Enfin, le dépôt de litière en automne enrichit le sol en matière organique complexe. Ce phénomène semble promouvoir des décomposeurs bactériens, et recrutent des espèces particulières chez les crenarchaeotes (Fig. 22). Cette tendance semble moins franche pour les champignons, bien qu’on observe une recrudescence de phylotypes affiliés au genre Inocybe en situation nivale (Article D), dont le statut saprophyte est établi. Ces mêmes organismes se retrouvent tout au long de l’année en situation thermique, formant des associations ectomycorhiziennes avec Dryas octopetala (Article D). Le suivi des activités enzymatiques de cette espèce en situation thermique nous renseignerait sur la dynamique de son statut mutualiste ou saprophyte, et il est fort probable, aux vues de nos précédents résultats, que ce dernier apparaisse en automne.

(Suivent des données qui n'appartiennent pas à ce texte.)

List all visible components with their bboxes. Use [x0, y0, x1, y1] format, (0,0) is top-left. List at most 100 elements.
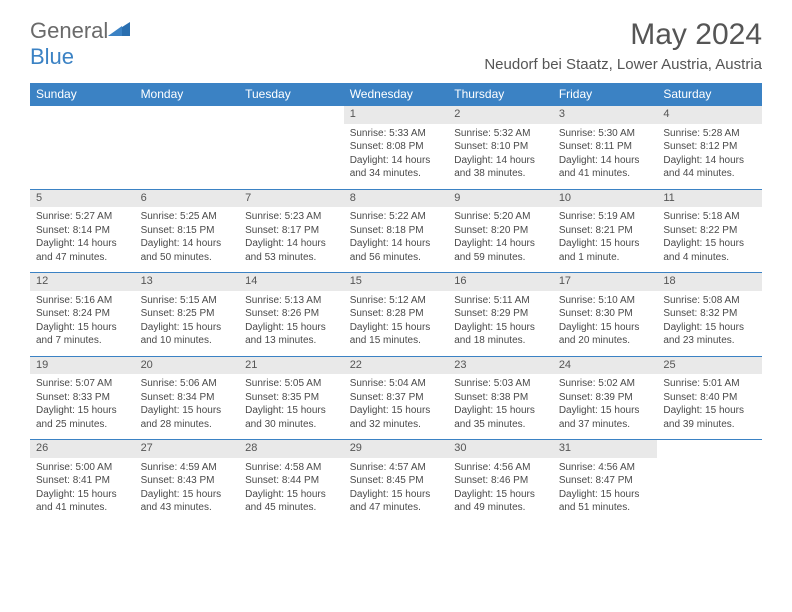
daylight-text-1: Daylight: 15 hours: [350, 321, 443, 335]
sunset-text: Sunset: 8:30 PM: [559, 307, 652, 321]
day-data-cell: Sunrise: 5:13 AMSunset: 8:26 PMDaylight:…: [239, 291, 344, 357]
month-title: May 2024: [484, 18, 762, 52]
daylight-text-2: and 13 minutes.: [245, 334, 338, 348]
sunrise-text: Sunrise: 5:25 AM: [141, 210, 234, 224]
day-number-cell: 13: [135, 273, 240, 291]
logo-text-b: Blue: [30, 44, 74, 69]
daylight-text-1: Daylight: 15 hours: [350, 488, 443, 502]
daylight-text-2: and 1 minute.: [559, 251, 652, 265]
weekday-header: Friday: [553, 83, 658, 106]
daylight-text-1: Daylight: 14 hours: [245, 237, 338, 251]
sunrise-text: Sunrise: 5:13 AM: [245, 294, 338, 308]
daylight-text-1: Daylight: 15 hours: [454, 321, 547, 335]
daylight-text-1: Daylight: 14 hours: [454, 154, 547, 168]
day-data-cell: Sunrise: 5:06 AMSunset: 8:34 PMDaylight:…: [135, 374, 240, 440]
day-data-cell: Sunrise: 5:00 AMSunset: 8:41 PMDaylight:…: [30, 458, 135, 523]
daylight-text-2: and 47 minutes.: [350, 501, 443, 515]
sunrise-text: Sunrise: 5:01 AM: [663, 377, 756, 391]
sunrise-text: Sunrise: 5:07 AM: [36, 377, 129, 391]
day-data-cell: Sunrise: 4:57 AMSunset: 8:45 PMDaylight:…: [344, 458, 449, 523]
sunrise-text: Sunrise: 5:22 AM: [350, 210, 443, 224]
day-number-cell: 2: [448, 106, 553, 124]
daylight-text-1: Daylight: 14 hours: [350, 154, 443, 168]
sunrise-text: Sunrise: 5:06 AM: [141, 377, 234, 391]
daylight-text-2: and 56 minutes.: [350, 251, 443, 265]
day-number-cell: 20: [135, 356, 240, 374]
daylight-text-2: and 7 minutes.: [36, 334, 129, 348]
daylight-text-2: and 45 minutes.: [245, 501, 338, 515]
day-data-cell: Sunrise: 5:33 AMSunset: 8:08 PMDaylight:…: [344, 124, 449, 190]
sunrise-text: Sunrise: 5:33 AM: [350, 127, 443, 141]
day-data-cell: Sunrise: 5:03 AMSunset: 8:38 PMDaylight:…: [448, 374, 553, 440]
day-data-cell: [135, 124, 240, 190]
weekday-header: Sunday: [30, 83, 135, 106]
sunrise-text: Sunrise: 5:11 AM: [454, 294, 547, 308]
daylight-text-2: and 34 minutes.: [350, 167, 443, 181]
daylight-text-2: and 15 minutes.: [350, 334, 443, 348]
sunrise-text: Sunrise: 5:27 AM: [36, 210, 129, 224]
day-data-cell: Sunrise: 4:59 AMSunset: 8:43 PMDaylight:…: [135, 458, 240, 523]
sunrise-text: Sunrise: 5:04 AM: [350, 377, 443, 391]
daylight-text-1: Daylight: 15 hours: [36, 321, 129, 335]
day-data-cell: Sunrise: 5:22 AMSunset: 8:18 PMDaylight:…: [344, 207, 449, 273]
sunset-text: Sunset: 8:38 PM: [454, 391, 547, 405]
daylight-text-2: and 50 minutes.: [141, 251, 234, 265]
sunset-text: Sunset: 8:44 PM: [245, 474, 338, 488]
sunrise-text: Sunrise: 5:03 AM: [454, 377, 547, 391]
daylight-text-1: Daylight: 15 hours: [245, 321, 338, 335]
daylight-text-2: and 4 minutes.: [663, 251, 756, 265]
day-data-cell: Sunrise: 4:56 AMSunset: 8:46 PMDaylight:…: [448, 458, 553, 523]
day-number-cell: 24: [553, 356, 658, 374]
sunset-text: Sunset: 8:11 PM: [559, 140, 652, 154]
day-number-cell: 21: [239, 356, 344, 374]
weekday-header: Thursday: [448, 83, 553, 106]
day-number-cell: 30: [448, 440, 553, 458]
sunset-text: Sunset: 8:08 PM: [350, 140, 443, 154]
daylight-text-2: and 32 minutes.: [350, 418, 443, 432]
sunset-text: Sunset: 8:14 PM: [36, 224, 129, 238]
sunset-text: Sunset: 8:34 PM: [141, 391, 234, 405]
sunrise-text: Sunrise: 5:00 AM: [36, 461, 129, 475]
day-data-cell: Sunrise: 5:01 AMSunset: 8:40 PMDaylight:…: [657, 374, 762, 440]
day-data-cell: Sunrise: 5:25 AMSunset: 8:15 PMDaylight:…: [135, 207, 240, 273]
day-data-cell: [30, 124, 135, 190]
sunset-text: Sunset: 8:41 PM: [36, 474, 129, 488]
daylight-text-2: and 10 minutes.: [141, 334, 234, 348]
daylight-text-2: and 25 minutes.: [36, 418, 129, 432]
day-data-cell: Sunrise: 5:10 AMSunset: 8:30 PMDaylight:…: [553, 291, 658, 357]
sunset-text: Sunset: 8:26 PM: [245, 307, 338, 321]
logo: General Blue: [30, 18, 130, 70]
daylight-text-1: Daylight: 14 hours: [663, 154, 756, 168]
day-data-cell: Sunrise: 5:23 AMSunset: 8:17 PMDaylight:…: [239, 207, 344, 273]
sunset-text: Sunset: 8:32 PM: [663, 307, 756, 321]
day-number-cell: 3: [553, 106, 658, 124]
day-number-cell: 15: [344, 273, 449, 291]
daylight-text-2: and 41 minutes.: [559, 167, 652, 181]
logo-text: General Blue: [30, 18, 130, 70]
sunrise-text: Sunrise: 5:28 AM: [663, 127, 756, 141]
daylight-text-1: Daylight: 15 hours: [663, 237, 756, 251]
daylight-text-2: and 41 minutes.: [36, 501, 129, 515]
day-data-cell: Sunrise: 5:11 AMSunset: 8:29 PMDaylight:…: [448, 291, 553, 357]
day-data-cell: Sunrise: 5:19 AMSunset: 8:21 PMDaylight:…: [553, 207, 658, 273]
sunrise-text: Sunrise: 5:16 AM: [36, 294, 129, 308]
day-data-row: Sunrise: 5:33 AMSunset: 8:08 PMDaylight:…: [30, 124, 762, 190]
sunset-text: Sunset: 8:35 PM: [245, 391, 338, 405]
day-number-cell: 19: [30, 356, 135, 374]
day-number-cell: 14: [239, 273, 344, 291]
daylight-text-1: Daylight: 15 hours: [36, 404, 129, 418]
daylight-text-1: Daylight: 14 hours: [36, 237, 129, 251]
day-number-cell: 9: [448, 189, 553, 207]
sunset-text: Sunset: 8:39 PM: [559, 391, 652, 405]
sunset-text: Sunset: 8:24 PM: [36, 307, 129, 321]
weekday-header: Saturday: [657, 83, 762, 106]
daylight-text-1: Daylight: 15 hours: [141, 404, 234, 418]
weekday-header-row: SundayMondayTuesdayWednesdayThursdayFrid…: [30, 83, 762, 106]
day-number-cell: 8: [344, 189, 449, 207]
daylight-text-1: Daylight: 15 hours: [141, 488, 234, 502]
day-data-row: Sunrise: 5:07 AMSunset: 8:33 PMDaylight:…: [30, 374, 762, 440]
sunset-text: Sunset: 8:17 PM: [245, 224, 338, 238]
sunset-text: Sunset: 8:21 PM: [559, 224, 652, 238]
sunrise-text: Sunrise: 5:05 AM: [245, 377, 338, 391]
daylight-text-1: Daylight: 15 hours: [559, 404, 652, 418]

L’assemblage des communautés microbiennes est donc extrêmement sensible aux variations à court terme de températures, de pH du sol, et de disponibilité des ressources (Berg and Smalla, 2009). Cependant, l’effet réciproque des micro-organismes sur les variations des conditions édaphiques demeure inconnu, et pourrait faire l’objet de recherches supplémentaires par exemple par transplantation de sols de situation thermique en situation nivale et inversement, couplé à une mesure des nutriments.

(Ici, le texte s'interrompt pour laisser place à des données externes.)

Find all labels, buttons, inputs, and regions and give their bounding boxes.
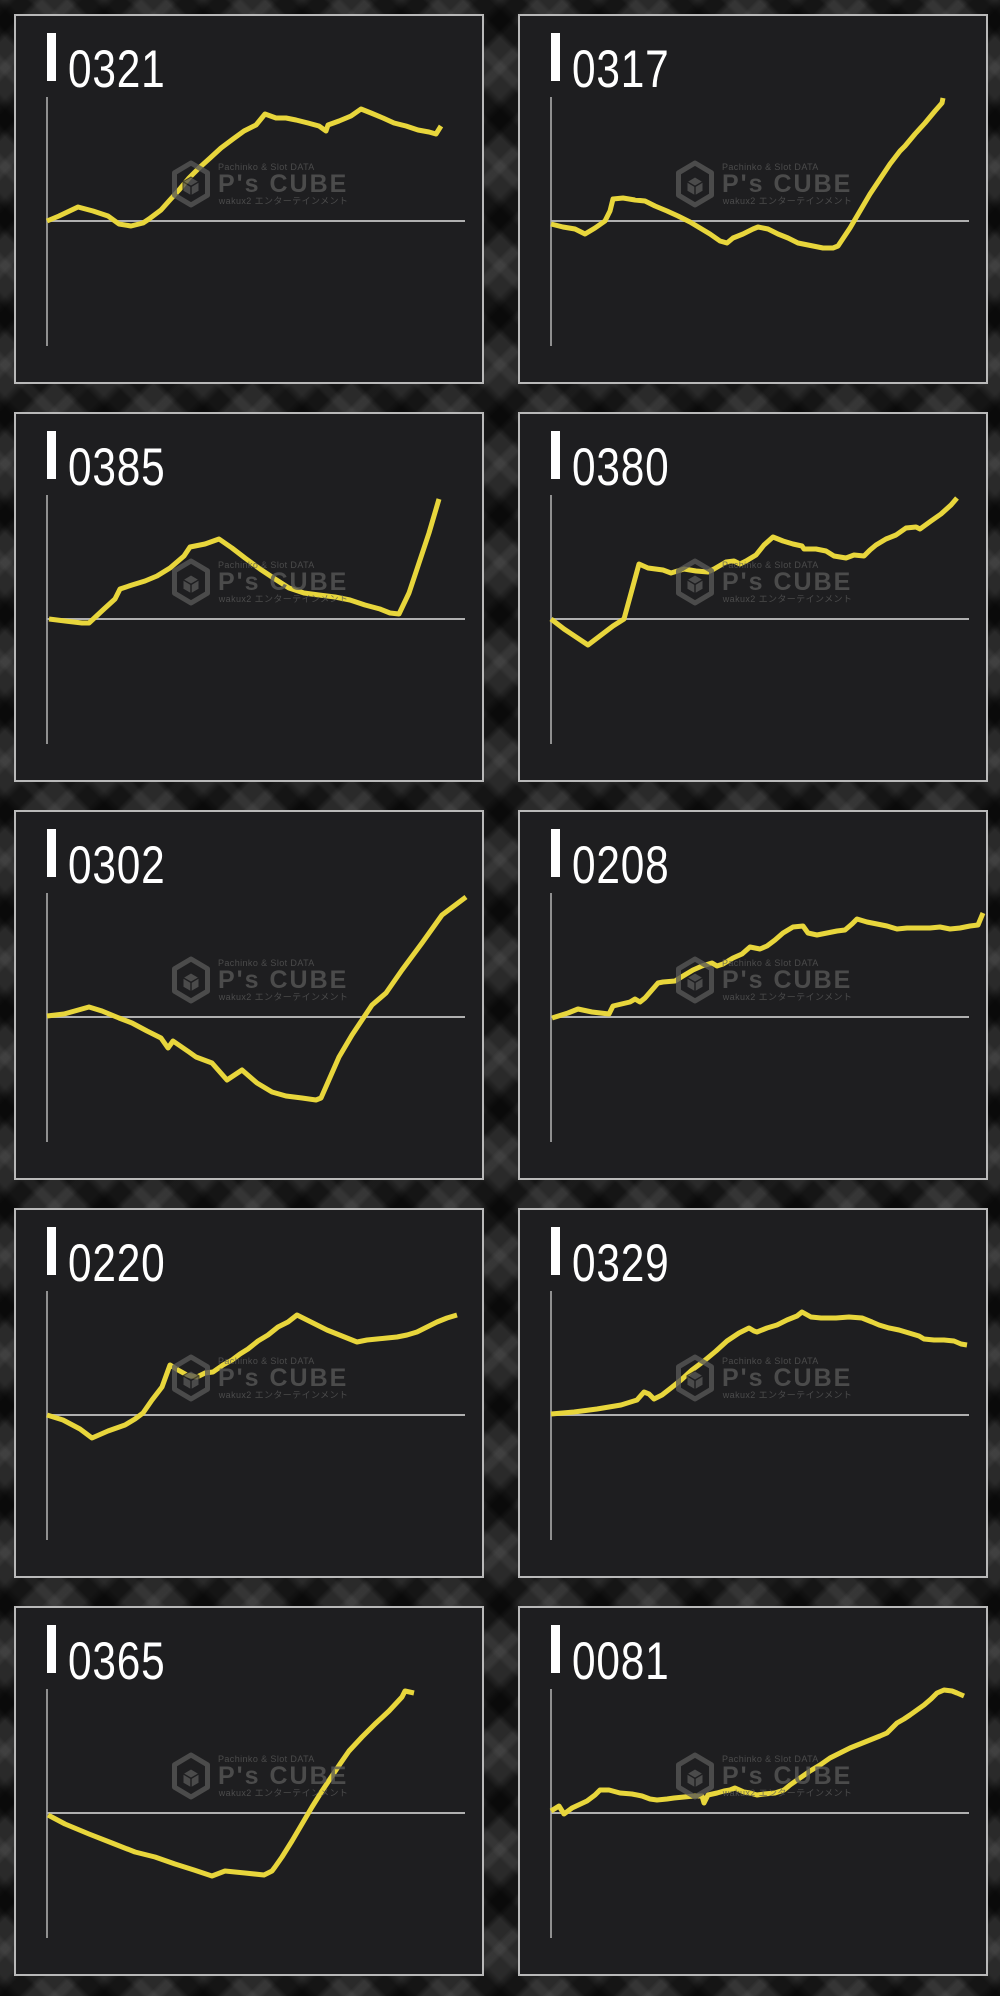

Enfin, les fluctuations saisonnières des conditions édapho-climatiques apparaissent déterminantes sur la diversité β des communautés bactériennes (Annexe B). Dans un contexte de réchauffement global, une modification des rythmes saisonniers pourrait, à terme, profondément affecter cette diversité. Bien que nous n’ayons pas établi de relation entre ce rythme saisonnier et la diversité β des communautés fongiques, les effets du réchauffement global pourraient également avoir un impact significatif sur l’assemblage de ces communautés et potentiellement négatif sur la diversité des champignons observée en situation nivale (Fig. 22).